What will it all cost?
Simply, a very large amount, although the experts are still working on the basis of massive uncertainties. The CCC estimates the extra annual ‘resource costs’ would be around £40-£50bn, but point out that within that, transport costs may be lower since EVs will soon be cheaper than internal combustion engine vehicles….and what are the alternatives? Continuing warming?
What do we think about all this?
Thirty years feels like a luxuriously long time. It isn’t. This is a huge change project and process. Everything needs to change – we will be driving electric cars, using heat pumps and/or electric heating, flying less (?) in bio-fuelled planes, using even more wind turbines and solar panels…..And what will the stranded oil companies do?
We’ve omitted a couple of sectors in this discussion and haven’t even touched on Carbon Capture and Storage which is required in all the scenarios analysed by the CCC. No large scale commercially viable CCS processes exist at the moment, although we do know that some Carbon Capture and Utilisation (CCU) plants are now operating profitably.
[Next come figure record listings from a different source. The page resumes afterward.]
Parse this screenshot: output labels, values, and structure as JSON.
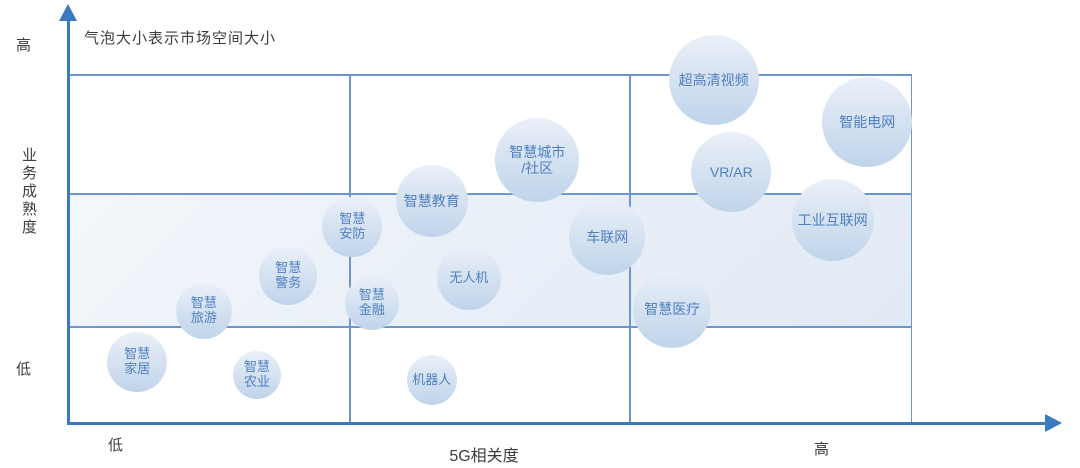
{
  "colors": {
    "axis": "#3c7ac0",
    "gridline": "#6e96cd",
    "bubble_fill_top": "#eaf0f8",
    "bubble_fill_bottom": "#bfd4ea",
    "bubble_text": "#4d80c0",
    "band_fill": "#e8eef7",
    "label_text": "#3d3d3d"
  },
  "chart_data": {
    "type": "bubble",
    "annotation": "气泡大小表示市场空间大小",
    "xlabel": "5G相关度",
    "ylabel": "业务成熟度",
    "x_tick_labels": [
      "低",
      "高"
    ],
    "y_tick_labels": [
      "低",
      "高"
    ],
    "grid": "on",
    "x_gridlines_rel": [
      0.334,
      0.666
    ],
    "y_gridlines_rel": [
      0.278,
      0.659
    ],
    "shaded_band_y_rel": [
      0.278,
      0.659
    ],
    "bubbles": [
      {
        "id": "uhd-video",
        "label": "超高清视频",
        "lines": [
          "超高清视频"
        ],
        "x": 0.765,
        "y": 0.986,
        "r": 45
      },
      {
        "id": "smart-grid",
        "label": "智能电网",
        "lines": [
          "智能电网"
        ],
        "x": 0.947,
        "y": 0.865,
        "r": 45
      },
      {
        "id": "smart-city-community",
        "label": "智慧城市/社区",
        "lines": [
          "智慧城市",
          "/社区"
        ],
        "x": 0.556,
        "y": 0.757,
        "r": 42
      },
      {
        "id": "vr-ar",
        "label": "VR/AR",
        "lines": [
          "VR/AR"
        ],
        "x": 0.786,
        "y": 0.722,
        "r": 40
      },
      {
        "id": "industrial-internet",
        "label": "工业互联网",
        "lines": [
          "工业互联网"
        ],
        "x": 0.906,
        "y": 0.585,
        "r": 41
      },
      {
        "id": "smart-education",
        "label": "智慧教育",
        "lines": [
          "智慧教育"
        ],
        "x": 0.431,
        "y": 0.639,
        "r": 36
      },
      {
        "id": "connected-vehicles",
        "label": "车联网",
        "lines": [
          "车联网"
        ],
        "x": 0.639,
        "y": 0.536,
        "r": 38
      },
      {
        "id": "smart-security",
        "label": "智慧安防",
        "lines": [
          "智慧",
          "安防"
        ],
        "x": 0.337,
        "y": 0.565,
        "r": 30
      },
      {
        "id": "smart-policing",
        "label": "智慧警务",
        "lines": [
          "智慧",
          "警务"
        ],
        "x": 0.261,
        "y": 0.424,
        "r": 29
      },
      {
        "id": "drone",
        "label": "无人机",
        "lines": [
          "无人机"
        ],
        "x": 0.475,
        "y": 0.418,
        "r": 32
      },
      {
        "id": "smart-finance",
        "label": "智慧金融",
        "lines": [
          "智慧",
          "金融"
        ],
        "x": 0.36,
        "y": 0.347,
        "r": 27
      },
      {
        "id": "smart-tourism",
        "label": "智慧旅游",
        "lines": [
          "智慧",
          "旅游"
        ],
        "x": 0.161,
        "y": 0.324,
        "r": 28
      },
      {
        "id": "smart-healthcare",
        "label": "智慧医疗",
        "lines": [
          "智慧医疗"
        ],
        "x": 0.716,
        "y": 0.33,
        "r": 39
      },
      {
        "id": "smart-home",
        "label": "智慧家居",
        "lines": [
          "智慧",
          "家居"
        ],
        "x": 0.082,
        "y": 0.178,
        "r": 30
      },
      {
        "id": "smart-agriculture",
        "label": "智慧农业",
        "lines": [
          "智慧",
          "农业"
        ],
        "x": 0.224,
        "y": 0.14,
        "r": 24
      },
      {
        "id": "robot",
        "label": "机器人",
        "lines": [
          "机器人"
        ],
        "x": 0.431,
        "y": 0.126,
        "r": 25
      }
    ]
  }
}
And we’ve only looked at the UK.
Given the time scales within which actions must be taken, the government must soon make the major strategic decision as to whether to back a ‘hydrogen economy’ – or not. Such a decision probably needs to be taken with international consultation if shipping is to be hydrogen fuelled.
The “Carbon Neutral” project needs to be managed with urgency, visibility of goals, accountabilities and achievements. The UK Government has a lot to do.